PR or New Trend in Tax Planning?

PR or New Trend in Tax Planning?

By the end of 2020 the British Overseas Territories will have to introduce public registers of beneficial owners of local companies.

This follows from the UK Government decision to back amendments to the Sanctions and Anti-Money Laundering Bill.

This concerns fourteen territories that remain under the jurisdiction of Great Britain but do not form part of it, including offshore financial centres in the Cayman Islands, Bermuda and the British Virgin Islands.

For a long time both the British government and local administrations opposed the measures arguing that the territories have autonomy and that the change can cause serious damage to local economies, which depend on financial services.

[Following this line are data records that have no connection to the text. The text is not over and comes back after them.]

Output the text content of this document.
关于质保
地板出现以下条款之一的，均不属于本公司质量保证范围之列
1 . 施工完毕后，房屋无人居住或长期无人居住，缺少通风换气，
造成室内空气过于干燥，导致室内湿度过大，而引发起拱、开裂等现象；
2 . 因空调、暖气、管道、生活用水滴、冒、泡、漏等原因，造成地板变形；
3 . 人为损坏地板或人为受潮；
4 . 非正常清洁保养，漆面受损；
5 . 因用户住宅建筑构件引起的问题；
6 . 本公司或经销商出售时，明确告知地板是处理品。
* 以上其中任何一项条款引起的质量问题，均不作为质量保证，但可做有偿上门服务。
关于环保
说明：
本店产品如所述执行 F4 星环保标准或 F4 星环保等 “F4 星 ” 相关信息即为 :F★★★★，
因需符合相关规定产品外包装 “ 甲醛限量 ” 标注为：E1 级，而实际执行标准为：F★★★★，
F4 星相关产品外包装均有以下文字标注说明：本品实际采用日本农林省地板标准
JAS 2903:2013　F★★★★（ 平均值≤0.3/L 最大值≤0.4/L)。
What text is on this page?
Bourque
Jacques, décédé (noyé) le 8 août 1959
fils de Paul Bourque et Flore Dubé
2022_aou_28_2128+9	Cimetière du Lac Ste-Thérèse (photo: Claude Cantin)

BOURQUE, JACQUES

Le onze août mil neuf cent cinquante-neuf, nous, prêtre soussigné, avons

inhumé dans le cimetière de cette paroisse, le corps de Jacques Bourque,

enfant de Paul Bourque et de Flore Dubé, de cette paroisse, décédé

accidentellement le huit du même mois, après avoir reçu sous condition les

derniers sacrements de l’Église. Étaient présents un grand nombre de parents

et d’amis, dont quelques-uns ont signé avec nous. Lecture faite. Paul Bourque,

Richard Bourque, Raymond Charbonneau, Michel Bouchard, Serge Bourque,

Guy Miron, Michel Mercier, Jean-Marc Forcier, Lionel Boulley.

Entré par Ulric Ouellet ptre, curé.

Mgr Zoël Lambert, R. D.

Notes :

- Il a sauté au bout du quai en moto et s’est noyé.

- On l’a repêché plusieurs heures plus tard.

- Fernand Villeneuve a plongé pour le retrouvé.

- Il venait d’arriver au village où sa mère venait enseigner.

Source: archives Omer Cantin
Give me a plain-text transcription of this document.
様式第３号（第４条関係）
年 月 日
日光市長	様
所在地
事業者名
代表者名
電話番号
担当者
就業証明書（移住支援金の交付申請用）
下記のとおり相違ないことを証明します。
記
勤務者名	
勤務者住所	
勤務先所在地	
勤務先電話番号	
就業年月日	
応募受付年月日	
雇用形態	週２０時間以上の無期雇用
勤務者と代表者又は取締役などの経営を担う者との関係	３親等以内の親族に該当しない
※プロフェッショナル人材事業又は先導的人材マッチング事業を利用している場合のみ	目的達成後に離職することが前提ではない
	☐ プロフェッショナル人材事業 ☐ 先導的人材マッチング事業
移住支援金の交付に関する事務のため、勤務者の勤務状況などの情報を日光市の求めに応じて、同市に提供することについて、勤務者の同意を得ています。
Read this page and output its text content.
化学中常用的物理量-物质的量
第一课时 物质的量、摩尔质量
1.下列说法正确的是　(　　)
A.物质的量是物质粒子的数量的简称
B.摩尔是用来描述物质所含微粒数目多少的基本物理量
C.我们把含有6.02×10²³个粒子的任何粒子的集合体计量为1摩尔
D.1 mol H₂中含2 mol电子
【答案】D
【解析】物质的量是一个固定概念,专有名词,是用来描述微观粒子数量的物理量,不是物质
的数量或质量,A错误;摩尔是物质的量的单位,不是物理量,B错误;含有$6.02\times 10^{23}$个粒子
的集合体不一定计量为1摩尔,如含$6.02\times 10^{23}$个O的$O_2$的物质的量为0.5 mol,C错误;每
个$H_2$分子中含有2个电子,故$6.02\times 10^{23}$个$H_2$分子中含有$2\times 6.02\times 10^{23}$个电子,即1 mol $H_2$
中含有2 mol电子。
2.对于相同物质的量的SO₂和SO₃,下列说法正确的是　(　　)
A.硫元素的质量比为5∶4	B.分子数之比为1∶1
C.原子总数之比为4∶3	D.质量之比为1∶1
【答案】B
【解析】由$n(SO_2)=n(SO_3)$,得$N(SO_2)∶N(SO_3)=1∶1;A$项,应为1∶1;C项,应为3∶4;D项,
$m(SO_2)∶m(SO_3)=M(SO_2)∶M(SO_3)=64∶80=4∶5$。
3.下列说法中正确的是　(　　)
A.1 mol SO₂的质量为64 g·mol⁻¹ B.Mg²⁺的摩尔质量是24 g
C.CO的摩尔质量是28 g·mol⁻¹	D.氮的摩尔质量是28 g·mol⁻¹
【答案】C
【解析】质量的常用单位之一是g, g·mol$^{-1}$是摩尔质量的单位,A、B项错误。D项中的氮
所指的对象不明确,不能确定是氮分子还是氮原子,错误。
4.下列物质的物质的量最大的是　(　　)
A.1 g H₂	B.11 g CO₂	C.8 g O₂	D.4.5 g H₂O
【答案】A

However, faced with a real possibility that the bill would be adopted by the opposition anyway, the government decided to join and supported the changes.

The law will require the Overseas Territories to create a public register of beneficial owners for all companies registered in their jurisdiction. If by 31 December 2020 a territory does not create such a register, it will be imposed by the UK government.

The declared goal is to combat financial crime in the Overseas Territories.

Earlier, the UK has already taken certain steps in this direction. In April 2017, the government demanded that overseas and dependent territories grant access to such registries to the UK government. The new law, however, goes further. It seeks to create open registries for public access, including foreign governments and individuals.

This should hamper corruption, money laundering, tax evasion and, overall, make the territories less attractive to criminals.

However, the bill can’t solve this problem.

Firstly, it does not apply to the Crown dependencies. These are Guernsey, Jersey and the Isle of Man, also offshore centres. However, they have greater autonomy and the UK can’t force them to adopt the law.

Secondly, the new law does not apply to a number of legal instruments, for example, trusts.

It is likely that criminals will simply transfer their operations to other jurisdictions, such as Delaware, that offer a high level of secrecy and a low level of taxation. The adoption of this law, therefore, will improve the image of the UK but it will have limited practical effect in the fight against financial crime.

The law will complicate operations for those who use the territories for legal tax planning which, in turn, may lead to the loss of some legitimate business by these territories.

Apparently, the overall goal of the bill is to improve the perception of Britain. The British government has been criticized for closing its eyes to what is happening in its overseas territories and for hindering the efforts of international community to combat tax evasion and financial crime.

The amendment, therefore, has as its aim, first of all, to change this image.

It should be noted that the bill is being adopted at the same time when the Financial Action Task Force on Money Laundering (FATF) is examining the efforts of the British government to combat money laundering. The report is expected at the end of 2018. It is very important for the UK to get a positive assessment by FATF as this will have an impact on its status as a business location after leaving the EU.

The refusal to take action against offshore companies in the overseas territories will be negatively assessed by FATF. The UK government wants to avoid this.

Finally, the bill shows a trend towards transparency about beneficiaries as a new reality, first identified by the Panama papers and then by others.

In June 2016, the UK established a public register of "persons with significant control" for companies and limited liability partnerships.

The extension of these measures to UK Overseas Territories will gradually increase pressure on other offshore jurisdiction and they, eventually, will have to follow suit. Although this will not happen immediately, this will be the most important long-term effect of the British law.

The EU’s forthcoming Fifth Money Laundering Directive (5MLD) will require the member states to expand the regime of disclosure of beneficial owners to certain types of trusts. We can, therefore, make a good guess about the direction in which the situation is going to develop.